Uncle Nearest’s founders have filed a civil lawsuit against the company’s former chief financial officer, according to The Lynchburg Times.

The whiskey brand has been under a receivership as a result of a July 2025 lawsuit filed by Uncle Nearest’s lender, Farm Credit Mid-America, as AFROTECH™ previously reported. The lender claims the company had defaulted on loans of more than $108 million. 

U.S. District Judge Charles E. Atchley Jr. appointed Tennessee attorney Phillip G. Young Jr. as receiver, so Young now manages assets such as Uncle Nearest’s  distillery in Shelbyville, TN, and “real estate holdings, intellectual property, affiliated ventures, and related entities,” according to Moore County Observer.

Uncle Nearest, which was the fastest-growing in America, according to Forbes’ 2024 estimates, was launched in 2017 by Fawn Weaver and her husband, Keith, and upholds the legacy of Nathan “Nearest” Green, a formerly enslaved man credited with teaching Jack Daniel how to make whiskey.

Since the July lawsuit, Uncle Nearest’s founders have accused former CFO Mike Senzaki of financial misconduct that, among other things, inflated whiskey barrel inventory, resulting in an unnecessary $24 million credit increase from Farm Credit Mid-America. The Weavers and other executives claim Senzaki acted independently, and they were not aware of his actions. They say his conduct was discovered through the company’s 2024 inventory reports.

Civil Lawsuit Explained

In the latest, Uncle Nearest has filed a civil lawsuit in Tennessee’s Bedford County Chancery Court against Senzaki. The plaintiffs are Fawn Weaver, Keith Weaver, and Grant Sidney Inc., which is a privately held investment company owned by Fawn and is the largest shareholder of Uncle Nearest. The Lynchburg Times reports that the lawsuit accuses Senzaki and his company, ZMS Strategies Inc., of fraud, forgery, breach of fiduciary duty, misconduct, defamation, conversion, and breach of loyalty that occurred over several years.

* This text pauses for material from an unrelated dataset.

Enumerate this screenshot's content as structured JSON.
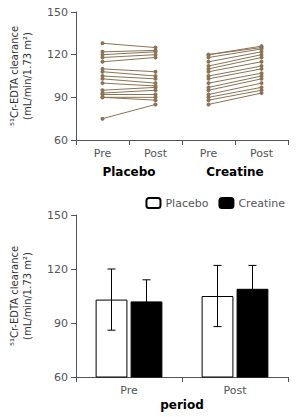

It claims Senzaki was given authority and control over Uncle Nearest’s financial systems, and that he hid millions of dollars in vendor liabilities. In the midst of this, which occurred during a significant period of the company’s growth, he allegedly presented the company’s financial status as being in good standing.

The lawsuit also states that Senzaki altered invoices in the company’s payment software, redirecting funds to entities he controlled, and made it appear that vendor invoices had been paid. Furthermore, it alleges he faked stock transfer certificates and documents to use Fawn Weaver’s equity in the company as collateral, valued at tens of millions of dollars, the outlet notes.

According to the lawsuit, Fawn took little to no cash salary and did not sell equity for personal gain. Equity sales had only been made to support the brand and had been fully loaned back to the company. The lawsuit alleges Senzaki used her equity interests for personal gain without consent.

The lawsuit also claims that Senzaki and others painted the picture that the Weavers were to blame for Uncle Nearest’s debt. However, the lawsuit claims the Weavers had not personally guaranteed loans with Farm Credit Mid-America, although Senzaki and others have allegedly led others to believe so. The couple claim this has resulted in losses of more than $1 million in canceled speaking engagements for Fawn and $9.75 million in frozen funding for businesses owned by Keith, not tied to Uncle Nearest.

What Plaintiffs Are Seeking

They are seeking compensatory and punitive damages, as well as injunctive relief to prevent defendants from transferring or hiding assets that could support claims of misconduct.

As of this writing, there has been no response filed by the defendants, and the case is ongoing.